First off, in an exclusive blog entry, I am here to tell you, that Todd Collins is “the source.” Now, I know some teammates might have a problem with me and think I alienated the defense as our problem and left Gregg Williams out to dry. First off, Gregg with 2 g’s, I’m only reporting the truth of how I see it and frankly I don’t like the way you spell your name and that in itself is arrogant enough. Toddd’s got a serious problem with arrogance. So, here I am, Senor Springs, saying it to your face via the internet: Todd Collins is nothing if not an honest man and when reporters ask me questions, I’ll answer them, even if that means in a dark parking lot.
I’m glad that is off my chest, and I don’t think there is any bad blood between TC and the teammates. Someone had to light a fire, and I did it as I often do. Needless to say, the defense responded. Greggggory and company shut down anything that Carolina tried to do. Delhomme to Smith was no more potent than a bottle of Jeter cologne, and Carolina struggled to move the ball all day. However, Jason didn’t listen to me and threw his first NFL interception. Normally I would be upset because I don’t throw interceptions, but I had to take a step back and realize that a young TC was also turnover prone and it wasn’t until wiser times that I figured out I just needed to avoid those – hence no INTs since 1997. Jason will soon learn this. The problem was that most of the passes were also hitting the ground and we had about 60 yards of passing up until the last magical play. You’ve all probably heard on SportsCenter or George Michael’s Sports Machine that Jason’s headset went dead on the 3rd and 8 TD to Cooley. Yes, this is true. However, let me tell you the whole story…

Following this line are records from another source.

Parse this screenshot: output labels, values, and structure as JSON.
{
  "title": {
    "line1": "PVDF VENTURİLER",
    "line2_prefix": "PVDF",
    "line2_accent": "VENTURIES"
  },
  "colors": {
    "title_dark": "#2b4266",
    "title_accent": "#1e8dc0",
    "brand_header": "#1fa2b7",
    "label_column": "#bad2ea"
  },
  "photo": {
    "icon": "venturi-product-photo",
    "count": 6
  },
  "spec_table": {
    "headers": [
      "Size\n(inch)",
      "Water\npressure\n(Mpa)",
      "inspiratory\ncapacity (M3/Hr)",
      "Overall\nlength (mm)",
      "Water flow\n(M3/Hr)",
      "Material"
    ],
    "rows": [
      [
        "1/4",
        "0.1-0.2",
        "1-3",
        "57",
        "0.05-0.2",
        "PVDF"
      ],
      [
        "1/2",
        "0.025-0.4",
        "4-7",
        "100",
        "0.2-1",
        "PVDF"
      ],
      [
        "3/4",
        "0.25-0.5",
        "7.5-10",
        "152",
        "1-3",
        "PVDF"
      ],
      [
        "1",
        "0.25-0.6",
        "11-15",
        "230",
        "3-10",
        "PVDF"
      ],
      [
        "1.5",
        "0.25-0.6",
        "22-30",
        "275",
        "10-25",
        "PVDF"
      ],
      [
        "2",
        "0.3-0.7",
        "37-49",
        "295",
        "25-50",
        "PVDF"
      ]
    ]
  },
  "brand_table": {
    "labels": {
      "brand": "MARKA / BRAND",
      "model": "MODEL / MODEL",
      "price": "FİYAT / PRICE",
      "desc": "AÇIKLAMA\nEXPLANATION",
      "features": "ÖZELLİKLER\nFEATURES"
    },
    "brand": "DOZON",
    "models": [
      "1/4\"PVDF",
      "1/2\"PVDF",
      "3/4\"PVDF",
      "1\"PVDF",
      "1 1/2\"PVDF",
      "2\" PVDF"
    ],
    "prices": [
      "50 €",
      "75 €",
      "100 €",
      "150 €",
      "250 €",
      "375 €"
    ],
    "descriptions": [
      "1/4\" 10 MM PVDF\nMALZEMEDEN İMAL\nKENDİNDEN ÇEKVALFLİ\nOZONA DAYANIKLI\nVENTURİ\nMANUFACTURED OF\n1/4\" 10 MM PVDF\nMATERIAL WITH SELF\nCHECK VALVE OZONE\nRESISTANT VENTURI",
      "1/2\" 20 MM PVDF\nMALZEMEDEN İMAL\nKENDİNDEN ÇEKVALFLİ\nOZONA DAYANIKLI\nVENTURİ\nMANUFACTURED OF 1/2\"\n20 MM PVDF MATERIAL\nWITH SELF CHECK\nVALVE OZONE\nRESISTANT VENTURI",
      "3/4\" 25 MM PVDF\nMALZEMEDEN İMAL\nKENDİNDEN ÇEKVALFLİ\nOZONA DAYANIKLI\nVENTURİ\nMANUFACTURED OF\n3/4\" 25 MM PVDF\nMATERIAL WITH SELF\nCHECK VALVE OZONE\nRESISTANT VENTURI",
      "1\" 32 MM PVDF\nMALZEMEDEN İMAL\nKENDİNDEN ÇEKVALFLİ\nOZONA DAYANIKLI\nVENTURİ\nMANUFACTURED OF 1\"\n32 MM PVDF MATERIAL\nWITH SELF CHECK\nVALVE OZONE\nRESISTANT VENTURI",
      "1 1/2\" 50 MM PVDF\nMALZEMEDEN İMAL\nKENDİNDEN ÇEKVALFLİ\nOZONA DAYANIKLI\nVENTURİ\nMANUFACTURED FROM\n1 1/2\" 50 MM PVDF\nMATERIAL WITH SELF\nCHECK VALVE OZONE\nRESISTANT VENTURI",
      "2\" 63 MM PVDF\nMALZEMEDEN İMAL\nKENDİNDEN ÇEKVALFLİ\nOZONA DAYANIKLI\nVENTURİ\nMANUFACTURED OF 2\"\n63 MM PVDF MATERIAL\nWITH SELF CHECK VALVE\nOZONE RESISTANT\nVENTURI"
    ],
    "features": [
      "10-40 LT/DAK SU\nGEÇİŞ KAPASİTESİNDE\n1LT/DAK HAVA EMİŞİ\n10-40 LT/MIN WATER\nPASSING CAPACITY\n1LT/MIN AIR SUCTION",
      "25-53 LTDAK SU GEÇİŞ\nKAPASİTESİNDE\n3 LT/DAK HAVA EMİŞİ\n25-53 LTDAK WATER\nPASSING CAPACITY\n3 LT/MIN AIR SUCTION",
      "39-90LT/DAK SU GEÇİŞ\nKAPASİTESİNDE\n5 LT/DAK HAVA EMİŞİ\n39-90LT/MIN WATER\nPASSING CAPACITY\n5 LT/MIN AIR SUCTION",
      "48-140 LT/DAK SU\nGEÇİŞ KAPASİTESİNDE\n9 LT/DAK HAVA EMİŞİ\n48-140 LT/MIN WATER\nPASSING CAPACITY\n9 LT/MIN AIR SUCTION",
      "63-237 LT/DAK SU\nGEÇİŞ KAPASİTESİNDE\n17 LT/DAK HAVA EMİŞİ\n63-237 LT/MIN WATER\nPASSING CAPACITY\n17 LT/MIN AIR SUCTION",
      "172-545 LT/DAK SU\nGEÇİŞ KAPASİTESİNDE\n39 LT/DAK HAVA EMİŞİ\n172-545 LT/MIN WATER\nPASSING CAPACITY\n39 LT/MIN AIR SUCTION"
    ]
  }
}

Jason gets in the huddle on a huge 3rd and 8 play, with the game slowly fading from our grasps. Big Al radios in a play, Jason looks at him wearily due to the inept passing game that Al had called all day, and in a move well beyond his years turned off his headset. Next thing I know, Jason looks me in the eye and we connect – he wants me to call the play. I take a quick look in the huddle, and it might have been the mixture of my chimichanga with extra spicy guacamole and painkillers, but I see Angels around Chris Cooley. Being a big Fox Family Channel fan, I knew that Angels on a sports field tend to lead to good things. I call Chris’ number and Jason gives me a silent nod. The rest is history…Angels bounced those guys off of Chris and led to the best post-game hot tub party this city has ever seen.
Ah, yes…it’s been an eventful week full of Skinheads, Sources, Angels and Yoders. I’m about done with this Shirley Temple and Godiva Cheesecake, plus Cindy is ready to go home. So, we’re 4-7, in last place, and hurt our draft status, but victory in the hot tub never tasted so good.